The bitter irony is that even as the rich are given new avenues to power and seemingly unlimited second chances at influencing policy, the poor are being excluded from the political process in ever more inventive and widespread ways. The 2012 elections were marred by numerous efforts by state governments to impose obstacles to voting, which almost exclusively inconvenienced the poor, such as requiring government-issued photo identification, shortening early voting periods and requiring proof of citizenship at the polls. According to the non-profit research and advocacy group, The Sentencing Project, nearly 6 million (needless to say largely poor) Americans are unable to vote due to prior felony convictions. To be clear, many of these ex-convicts shouldn’t be allowed to vote. But the disjuncture between the civic penalties exacted on human and corporate criminals is tough to swallow. The Supreme Court decision last year that Section 4(b) of the Voting Rights Act, which contained the formula for determining which districts require federal consent for implementing any change in voting protocols, removed another federal protection meant to ensure equal access to the polls.
To summarize: A $24 billion per year company which has a history of illegal and dangerous business practices gets to play political kingmaker with less than a fifth of its hourly revenue, while millions of average Americans are systematically excluded from the fundamental civic activity: voting. We need to remember that good capitalism grows out of fair democracy, not the other way around.

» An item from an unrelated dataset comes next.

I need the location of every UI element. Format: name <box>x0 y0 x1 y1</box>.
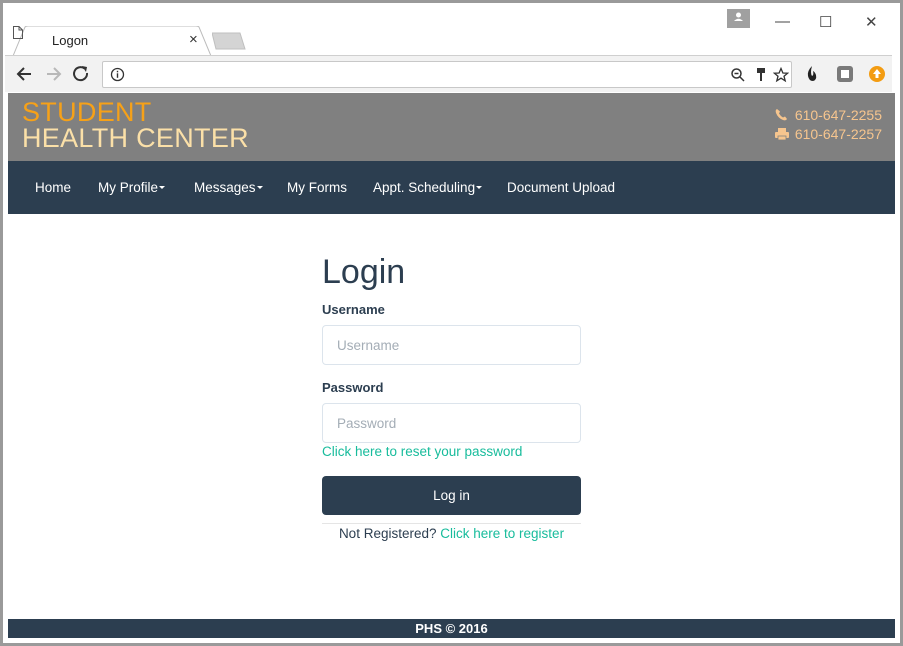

The political crisis of the past couple weeks (and the broader dysfunction of American federal politics that this crisis grew out of) is directly related to the ability of moneyed special interest groups to support the ideologically extreme factions which cripple the ability of legitimate political parties to govern. It’s likely that the Republican intra-party divisions which have so inhibited reasonable debate and compromise would have existed with or without these independent fundraising organizations. But the money groups like the Club for Growth pump into the Tea Party serves to intimidate more moderate politicians into taking harder lines just to secure campaign funding for primaries and amplifies the influence of radical minorities within Congress. Getting the money out of politics is the most direct way to more closely align ideological influence with the electoral salience of that ideology, which is in turn the best way to tether the politician’s natural instinct of self-preservation to the preferences of the electorate.